The bank argued that the same dynamic could be unfolding again, only this time with AI and semiconductors at the core.

Meanwhile, Citi has increased its price target for Nvidia ahead of the company’s third-quarter report due November 19. The bank now sees shares at $220, up from $210, and maintains its buy rating.

Analyst Atif Malik expects Nvidia to post $56.8 billion in sales, above Wall Street’s $54.6 billion estimate. “We revise our Oct-Q estimates by +11% following stronger-than-expected AI investments showcased by NVDA’s announcement of already reaching 6M units of Blackwell,” Malik wrote.

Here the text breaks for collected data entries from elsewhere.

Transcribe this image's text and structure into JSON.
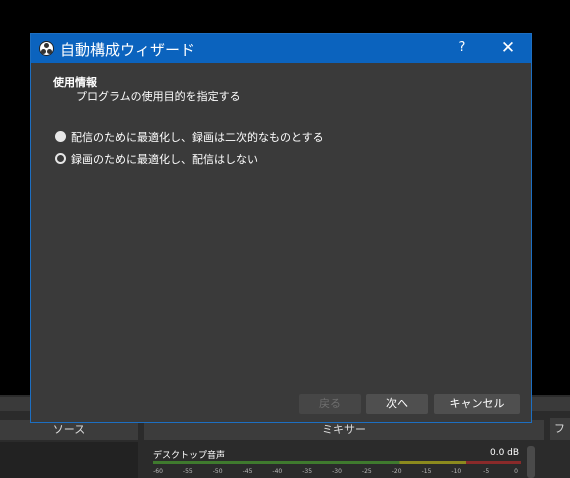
{
  "background": {
    "sources_header": "ソース",
    "mixer_header": "ミキサー",
    "right_button": "フ",
    "mixer_track": {
      "name": "デスクトップ音声",
      "level": "0.0 dB",
      "scale": [
        "-60",
        "-55",
        "-50",
        "-45",
        "-40",
        "-35",
        "-30",
        "-25",
        "-20",
        "-15",
        "-10",
        "-5",
        "0"
      ]
    }
  },
  "dialog": {
    "title": "自動構成ウィザード",
    "help_label": "?",
    "close_label": "✕",
    "section_title": "使用情報",
    "section_subtitle": "プログラムの使用目的を指定する",
    "options": [
      {
        "label": "配信のために最適化し、録画は二次的なものとする",
        "checked": false
      },
      {
        "label": "録画のために最適化し、配信はしない",
        "checked": true
      }
    ],
    "buttons": {
      "back": "戻る",
      "next": "次へ",
      "cancel": "キャンセル"
    }
  },
  "colors": {
    "titlebar": "#0b63be",
    "dialog_bg": "#3a3a3a",
    "accent_border": "#1d6fc2"
  }
}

Malik also raised his projection for the 2028 data center semiconductor market, now expecting a total addressable size of $654 billion, up from $563 billion. He wrote that Nvidia is likely to beat expectations again.

“We expect ‘beat and raise’ Oct-Q results on 11/19. We model Oct-Q sales of $57B above Street ~$55B and expect Jan-Q guide of $62B vs Street ~$61B,” he added. Malik also said Nvidia’s price-to-earnings ratio of 28x looks cheap compared to AI peers like Broadcom and AMD, which trade at 38x and 37x, respectively.

UBS plays down fears of bubble risk

Some investors have raised concerns about whether the current AI-driven rally is sustainable, with valuations already sitting near 22 times forward earnings, far above the five-year average. UBS pushed back on bubble fears.

“The drama of a bubble inflating and exploding isn’t inevitable,” the bank wrote. “We could just see the market rising strongly in 2026 and then stalling in 2027. The key is to monitor the passthrough of AI productivity to non-tech companies.”

UBS made clear that its bullish S&P 500 outlook isn’t based on valuation multiples rising. The bank expects corporate profits and productivity gains to carry the next leg of the market.